Thales Optronics is a optronics manufacturer and a division of the French defence corporation Thales Group. It is headquartered in Paris. The company has three main subsidiaries: Thales Optronique SA in France, Thales Optronics Limited in the United Kingdom and Thales Optronics B.V in the Netherlands.

==History==
===United Kingdom===
Thales' optronics businesses in the UK trace their origins to Pilkington Optronics, which was formed by Pilkington plc in 1988 to take control of the company's optronics businesses: Pilkington PE located in North Wales (formed in 1966) and Barr and Stroud, which was based in Glasgow. Pilkington PE later became Thales Optics Ltd., which was divested from Thales in December 2005 as Qioptiq Ltd.
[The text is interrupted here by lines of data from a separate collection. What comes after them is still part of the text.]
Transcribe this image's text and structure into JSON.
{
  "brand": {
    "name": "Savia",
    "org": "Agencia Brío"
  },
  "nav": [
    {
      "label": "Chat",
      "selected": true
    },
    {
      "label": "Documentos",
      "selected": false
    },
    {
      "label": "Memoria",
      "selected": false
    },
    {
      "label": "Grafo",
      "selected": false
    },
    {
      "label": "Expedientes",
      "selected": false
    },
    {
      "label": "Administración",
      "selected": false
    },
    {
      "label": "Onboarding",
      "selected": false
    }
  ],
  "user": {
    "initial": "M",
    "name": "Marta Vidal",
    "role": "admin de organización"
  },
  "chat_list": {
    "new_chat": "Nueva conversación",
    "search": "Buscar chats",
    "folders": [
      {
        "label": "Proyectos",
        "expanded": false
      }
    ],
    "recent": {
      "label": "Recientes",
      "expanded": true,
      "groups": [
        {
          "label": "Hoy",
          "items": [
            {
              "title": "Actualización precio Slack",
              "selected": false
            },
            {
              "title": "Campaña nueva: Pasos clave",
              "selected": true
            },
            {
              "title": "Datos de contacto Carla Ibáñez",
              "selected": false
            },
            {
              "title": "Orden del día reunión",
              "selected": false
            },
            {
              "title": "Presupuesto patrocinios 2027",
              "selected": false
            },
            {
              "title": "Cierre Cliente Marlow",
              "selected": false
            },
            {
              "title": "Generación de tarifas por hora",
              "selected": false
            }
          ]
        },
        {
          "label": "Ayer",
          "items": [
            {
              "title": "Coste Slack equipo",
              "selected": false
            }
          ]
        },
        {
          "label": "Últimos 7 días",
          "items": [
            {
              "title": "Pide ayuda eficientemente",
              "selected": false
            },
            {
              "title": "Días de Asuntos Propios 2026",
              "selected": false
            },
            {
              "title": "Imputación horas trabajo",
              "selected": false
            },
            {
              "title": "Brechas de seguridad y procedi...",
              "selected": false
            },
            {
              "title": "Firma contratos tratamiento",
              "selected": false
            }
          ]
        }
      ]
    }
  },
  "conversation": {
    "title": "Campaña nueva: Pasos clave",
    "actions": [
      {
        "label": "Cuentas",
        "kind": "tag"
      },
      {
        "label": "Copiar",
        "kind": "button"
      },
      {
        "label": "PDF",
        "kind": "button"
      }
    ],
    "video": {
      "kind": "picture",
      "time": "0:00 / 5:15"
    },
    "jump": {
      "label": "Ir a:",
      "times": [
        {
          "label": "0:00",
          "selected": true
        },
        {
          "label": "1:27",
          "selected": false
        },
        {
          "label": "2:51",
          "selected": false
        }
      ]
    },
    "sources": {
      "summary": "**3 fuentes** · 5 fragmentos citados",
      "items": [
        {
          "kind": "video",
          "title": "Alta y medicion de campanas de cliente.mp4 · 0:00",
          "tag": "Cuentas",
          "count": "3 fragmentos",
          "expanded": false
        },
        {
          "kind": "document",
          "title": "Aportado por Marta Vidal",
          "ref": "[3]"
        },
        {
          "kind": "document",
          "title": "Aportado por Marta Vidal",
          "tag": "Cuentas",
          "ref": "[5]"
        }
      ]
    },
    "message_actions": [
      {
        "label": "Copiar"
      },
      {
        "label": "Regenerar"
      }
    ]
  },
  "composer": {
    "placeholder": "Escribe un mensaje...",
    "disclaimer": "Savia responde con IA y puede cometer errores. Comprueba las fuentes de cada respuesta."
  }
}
In 1991, Thomson-CSF acquired 50% of Pilkington Optronics. In 1995 Pilkington Optronics acquired Thorn EMI Electro Optics which was renamed Pilkington Thorn Optronics. Three years later, Thomson-CSF purchased another 40% of Pilkington Optronics from Pilkington and the remainder in 2000 to make it a wholly owned subsidiary. In 2000 Thomson-CSF was renamed Thales and Pilkington Optronics Ltd. became Thales Optronics Ltd. Soon after, Thomson-CSF acquired W Vinten Ltd, a British reconnaissance equipment manufacturer, including the Joint Reconnaissance Pod.

In November 2006, Thales Optronics Limited announced the closure of its manufacturing facility in Taunton, Somerset, with the loss of 180 jobs. In June 2007 Thales sold the beryllium mirrors (used for astronomy) and structures business of Thales Optronics Limited to GSI Group Inc. for an undisclosed amount.

Thales Optronics Limited was awarded the Queen's Award for Enterprise in June 2011.

==Operations==
===United Kingdom===

Thales Optronics Limited has its headquarters and main production facility in Glasgow, Scotland, where it employs around 630 people. Its principal activity is the design, development and manufacture of infra-red cameras, laser range-finders, and cameras for use in airborne reconnaissance systems, armoured vehicle sighting systems, submarine periscopes and target locators.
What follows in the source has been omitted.